Glory is one of those loaded words in the Scriptures. It’s a freight train barreling our way, loaded with the Old Testament tabernacle, temple, and covenant on board. Where God’s glory was, God was present with his people and for his people. Think Moses on Mt. Sinai. Aaron and the priests in the tabernacle. Israel before the pillar of smoke and fire.
It is this glory that belongs to Jesus from before the foundation of the world. And yet, for our sake, God in all his glory comes and dwells among us in human flesh. In Jesus the glory of God is present. His holiness is accessible. God is no longer hidden in smoke and fire and the brilliant light of Sinai.

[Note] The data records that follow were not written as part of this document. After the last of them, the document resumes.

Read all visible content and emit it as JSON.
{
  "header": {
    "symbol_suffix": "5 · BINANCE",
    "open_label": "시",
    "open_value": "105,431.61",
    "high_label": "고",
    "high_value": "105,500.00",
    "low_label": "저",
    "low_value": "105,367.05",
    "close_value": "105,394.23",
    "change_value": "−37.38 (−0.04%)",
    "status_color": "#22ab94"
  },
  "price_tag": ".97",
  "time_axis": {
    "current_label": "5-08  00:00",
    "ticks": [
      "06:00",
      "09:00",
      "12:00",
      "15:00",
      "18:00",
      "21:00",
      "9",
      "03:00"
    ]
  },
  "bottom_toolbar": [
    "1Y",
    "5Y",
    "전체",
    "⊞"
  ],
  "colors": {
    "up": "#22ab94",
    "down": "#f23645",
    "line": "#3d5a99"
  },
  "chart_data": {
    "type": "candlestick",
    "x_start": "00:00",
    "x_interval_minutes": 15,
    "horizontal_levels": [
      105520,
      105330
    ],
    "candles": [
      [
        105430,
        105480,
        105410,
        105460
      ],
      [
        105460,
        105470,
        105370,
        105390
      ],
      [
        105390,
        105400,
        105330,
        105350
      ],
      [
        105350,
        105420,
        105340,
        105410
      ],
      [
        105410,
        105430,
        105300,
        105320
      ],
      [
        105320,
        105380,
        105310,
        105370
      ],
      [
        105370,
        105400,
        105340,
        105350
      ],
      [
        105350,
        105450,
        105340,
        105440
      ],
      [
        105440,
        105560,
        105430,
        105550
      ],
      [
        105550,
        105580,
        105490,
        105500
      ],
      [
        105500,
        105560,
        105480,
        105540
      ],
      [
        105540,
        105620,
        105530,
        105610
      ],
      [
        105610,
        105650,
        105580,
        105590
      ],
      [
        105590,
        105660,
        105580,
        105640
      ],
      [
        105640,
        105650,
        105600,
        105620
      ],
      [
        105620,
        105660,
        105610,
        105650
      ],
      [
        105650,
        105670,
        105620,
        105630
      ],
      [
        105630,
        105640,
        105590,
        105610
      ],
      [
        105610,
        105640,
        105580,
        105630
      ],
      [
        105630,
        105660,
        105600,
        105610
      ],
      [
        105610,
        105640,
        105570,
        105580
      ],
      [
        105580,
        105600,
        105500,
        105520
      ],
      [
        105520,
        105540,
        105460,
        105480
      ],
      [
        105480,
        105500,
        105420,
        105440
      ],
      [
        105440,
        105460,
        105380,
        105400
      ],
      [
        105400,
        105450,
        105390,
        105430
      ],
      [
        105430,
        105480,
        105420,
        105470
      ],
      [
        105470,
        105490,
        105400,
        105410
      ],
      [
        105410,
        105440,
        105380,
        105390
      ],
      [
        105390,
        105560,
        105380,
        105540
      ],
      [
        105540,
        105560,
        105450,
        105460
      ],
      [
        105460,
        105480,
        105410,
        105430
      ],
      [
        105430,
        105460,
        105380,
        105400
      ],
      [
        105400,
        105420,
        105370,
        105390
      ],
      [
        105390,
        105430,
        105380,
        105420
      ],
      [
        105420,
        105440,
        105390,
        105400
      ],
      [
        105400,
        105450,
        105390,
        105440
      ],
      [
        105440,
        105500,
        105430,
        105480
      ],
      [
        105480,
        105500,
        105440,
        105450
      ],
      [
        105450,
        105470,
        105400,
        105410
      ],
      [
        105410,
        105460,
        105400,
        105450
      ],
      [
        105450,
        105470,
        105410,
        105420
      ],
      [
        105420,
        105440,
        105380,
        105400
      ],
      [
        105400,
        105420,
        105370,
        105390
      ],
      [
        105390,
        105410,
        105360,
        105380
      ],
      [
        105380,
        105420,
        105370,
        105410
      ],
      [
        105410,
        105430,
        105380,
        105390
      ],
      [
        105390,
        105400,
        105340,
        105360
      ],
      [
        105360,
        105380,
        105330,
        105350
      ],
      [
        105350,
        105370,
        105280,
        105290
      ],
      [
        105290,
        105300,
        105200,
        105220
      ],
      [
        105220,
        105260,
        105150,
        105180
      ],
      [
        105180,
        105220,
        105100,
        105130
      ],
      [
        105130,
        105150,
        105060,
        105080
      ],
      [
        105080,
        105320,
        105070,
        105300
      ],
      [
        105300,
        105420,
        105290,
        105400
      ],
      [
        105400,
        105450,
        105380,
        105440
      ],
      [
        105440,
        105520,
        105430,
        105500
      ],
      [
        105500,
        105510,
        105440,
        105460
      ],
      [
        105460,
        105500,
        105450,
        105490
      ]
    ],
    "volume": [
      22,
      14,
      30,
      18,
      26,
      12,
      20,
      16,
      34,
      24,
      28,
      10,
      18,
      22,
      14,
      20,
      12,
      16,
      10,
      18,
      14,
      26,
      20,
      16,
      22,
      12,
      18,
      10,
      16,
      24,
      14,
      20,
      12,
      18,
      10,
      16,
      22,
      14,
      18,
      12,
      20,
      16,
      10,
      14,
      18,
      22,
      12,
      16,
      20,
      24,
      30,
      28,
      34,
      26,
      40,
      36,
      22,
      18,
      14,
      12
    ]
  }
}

Now God is present in our own humanity.
And nowhere is God’s glory more clearly seen on earth than Jesus’ death on the cross for you. This is what Jesus prays for us to see: his great glory and love revealed in his sacrifice and death for you.
Jesus prays that we see the glory of his death for us, so that we will also see the glory of eternal life with him. The glory of Jesus crucifixion for us, also leads us to the glory of his resurrection and ascension for us.
In everything he does, Jesus prays for you. Even now, at this very moment, Jesus is interceding on our behalf. Unlike our prayers, Jesus’ prayer never ends. So, when you’re receiving his gifts in his church, serving in your vocation at home or work, or just enjoying something in his creation – Jesus is praying for you. When you’re in a routine doctor’s visit, receiving chemo treatments, or undergoing surgery – Jesus is praying for you. When you’re talking with your neighbor about what you believe, when you’re not sure what to say, or when you’re afraid to say anything about your Christian faith – Jesus is praying for you.
Jesus is praying for you.
In the Name of the Father and of the + Son and of the Holy Spirit. Amen.